BA reviews The Star Throwers by Paul Lucas at the Stephen Joseph theatre.


The Star Throwers

A Review

Stephen Joseph Theatre

Humans will be humans

This is a daft play that works. Paul Lucas’s play about what vets get up to when they decide that they hate mankind, a dilemma that they try to resolve by living by the sea and rescuing star fish. The play’s title comes from the their life’s resolve to collect the starfish from the high tide, keep them in a bath overnight and throw them back in the morning. Not a very enterprising plot for a new play, but add to this a dying beekeeper found on the beach, who they try to ignore, and you have the ingredients for a very strange black comedy. Admirably suited to radio and expect to hear it sometime in the future.

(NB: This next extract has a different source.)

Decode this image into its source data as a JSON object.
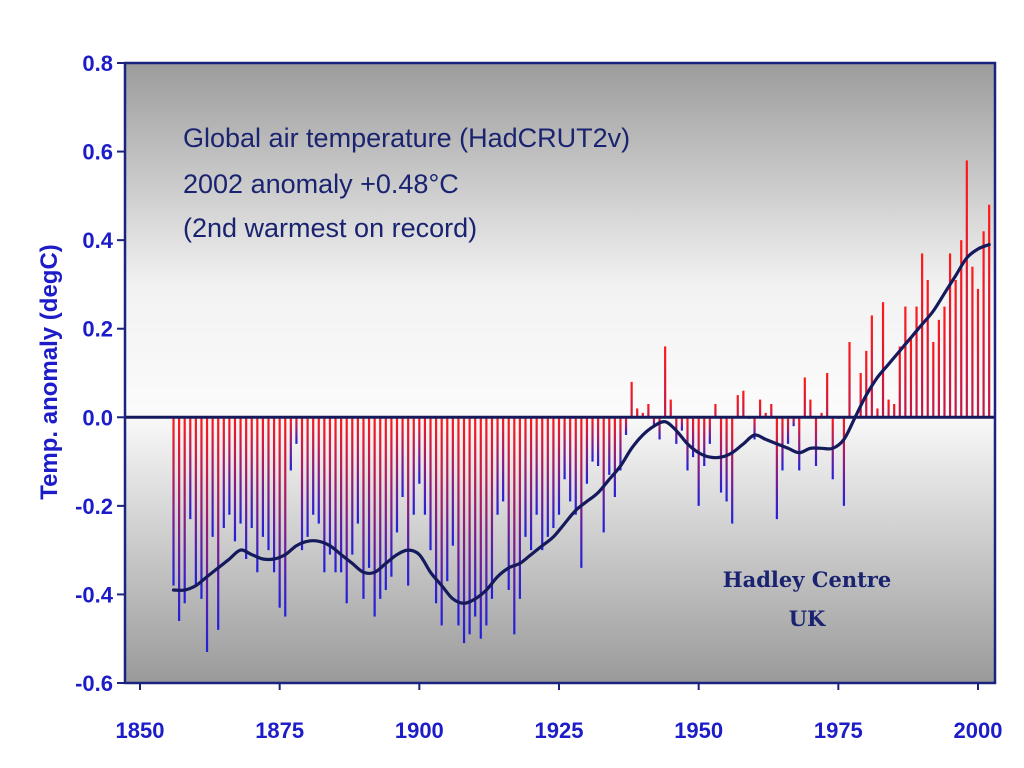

Slippy, dressed in beekeeper’s garb, is admirably played by Fred Ridgeway as he tries to pull himself to the nearest telephone box. He gets no help from convinced misanthrope Jess (Eleanor Tremain) who lives in the nearby house with Tom (Ed Waters), a dithery unsure convert to the hermit’s life. They go through various routines trying to live out their new found beliefs against the unfolding events, but not even they could have foreseen what the eventual outcome would be. There are various speeches about what they think their new values are. All this played with amusing, underlying wit in a script that tends to make the story unbelievable. However, the audience chuckle their way through a short evening entertainment and go home wondering.

Timothy Sheader’s direction was just right as the cast worked against a set of bare essentials that in the end did not detract from a satirical evening at the theatre. © BA

“The Star Throwers” is in at the McCarthy in Scarborough from the 19th of February until the 2nd of March, 2002.